Vor der Flurbereinigung 1969 wurden die Trauben von den einzelnen Winzern noch selbst gepresst, in Holzfässern ein- gelagert und ausgebaut. Verkauft wurde er dann entweder an Privatleute, die sich den gewünschten Wein oft in eine mitgebrachte Korbflasche füllen ließen, oder an Großhändler. Nach der Flurbereinigung bauten immer weniger Winzer ihren Wein selbst aus und lieferten statt dessen die Trauben ab.

Da die Landwirtschaft in Kleinniedesheim noch eine recht große Rolle spielt, werden die Wingerte heute oft von den Landwirten mitbewirtschaftet und die Trauben meist an die Winzergenossenschaft Palmberg in Laumersheim geliefert. Die Weingüter Merkel und Westkirch sind noch die einzigen, die ihre Trauben im eigenen Betrieb keltern, ausbauen und auf der Flasche verkaufen.

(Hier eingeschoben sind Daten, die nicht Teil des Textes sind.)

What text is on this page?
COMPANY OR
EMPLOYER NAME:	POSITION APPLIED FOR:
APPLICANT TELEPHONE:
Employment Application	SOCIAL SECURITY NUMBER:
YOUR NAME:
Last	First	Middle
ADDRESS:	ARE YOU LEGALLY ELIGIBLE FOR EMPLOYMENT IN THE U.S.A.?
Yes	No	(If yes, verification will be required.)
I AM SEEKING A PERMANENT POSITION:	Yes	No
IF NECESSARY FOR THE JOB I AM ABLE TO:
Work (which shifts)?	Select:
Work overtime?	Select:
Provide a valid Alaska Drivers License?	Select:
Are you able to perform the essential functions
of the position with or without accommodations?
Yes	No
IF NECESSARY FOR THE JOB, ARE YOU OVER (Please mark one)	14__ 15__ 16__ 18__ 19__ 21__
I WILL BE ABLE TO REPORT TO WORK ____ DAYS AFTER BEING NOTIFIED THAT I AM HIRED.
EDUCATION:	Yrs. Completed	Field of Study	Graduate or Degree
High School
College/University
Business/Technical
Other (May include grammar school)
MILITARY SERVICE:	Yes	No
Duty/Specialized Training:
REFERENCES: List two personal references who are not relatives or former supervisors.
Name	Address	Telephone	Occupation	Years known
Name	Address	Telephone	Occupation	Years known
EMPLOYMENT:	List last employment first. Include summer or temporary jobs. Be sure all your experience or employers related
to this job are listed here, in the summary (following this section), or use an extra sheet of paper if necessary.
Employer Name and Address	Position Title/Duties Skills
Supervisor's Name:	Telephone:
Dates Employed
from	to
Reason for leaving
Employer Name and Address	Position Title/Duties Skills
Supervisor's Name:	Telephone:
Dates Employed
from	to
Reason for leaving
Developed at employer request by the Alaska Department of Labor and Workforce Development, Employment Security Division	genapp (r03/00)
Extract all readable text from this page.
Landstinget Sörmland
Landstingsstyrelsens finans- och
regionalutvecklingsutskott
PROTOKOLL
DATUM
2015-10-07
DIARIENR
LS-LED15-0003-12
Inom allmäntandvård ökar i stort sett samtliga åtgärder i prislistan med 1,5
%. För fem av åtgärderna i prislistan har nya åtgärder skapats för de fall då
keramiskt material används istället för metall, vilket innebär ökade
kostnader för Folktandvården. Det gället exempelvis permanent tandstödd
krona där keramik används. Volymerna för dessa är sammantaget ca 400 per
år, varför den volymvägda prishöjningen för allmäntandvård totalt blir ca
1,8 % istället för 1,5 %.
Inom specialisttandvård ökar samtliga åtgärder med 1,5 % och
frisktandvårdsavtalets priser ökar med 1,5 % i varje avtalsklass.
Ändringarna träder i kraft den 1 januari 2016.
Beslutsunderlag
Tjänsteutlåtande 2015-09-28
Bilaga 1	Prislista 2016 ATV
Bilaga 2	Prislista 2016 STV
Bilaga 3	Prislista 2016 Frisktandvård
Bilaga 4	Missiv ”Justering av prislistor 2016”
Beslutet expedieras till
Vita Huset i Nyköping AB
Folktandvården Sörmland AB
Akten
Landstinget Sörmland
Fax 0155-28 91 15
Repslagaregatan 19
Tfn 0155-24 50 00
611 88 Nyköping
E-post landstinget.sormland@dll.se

Die geringe Rebfläche in Verbindung mit der Lage abseits der Weinstraße und somit der großen und bekannten Weinbauorte führt dazu, dass der Ort in Bezug auf Wein recht unbekannt ist. Was aber nicht heißt dass in Kleinniedesheim unbedeutende oder gar qualitativ minderwertige Weine wachsen. Dieses manchmal zu hörende Vorurteil widerlegen die zahlreichen Auszeichnungen, die die KIeinniedesheimer Weine regelmäßig erhalten. Spätestens bei einer Weinprobe werden sie erleben, dass sich die KIeinniedesheimer Winzer sehr viel Mühe machen und sich ihre Weine durchaus mit bekannten Weinen messen lassen.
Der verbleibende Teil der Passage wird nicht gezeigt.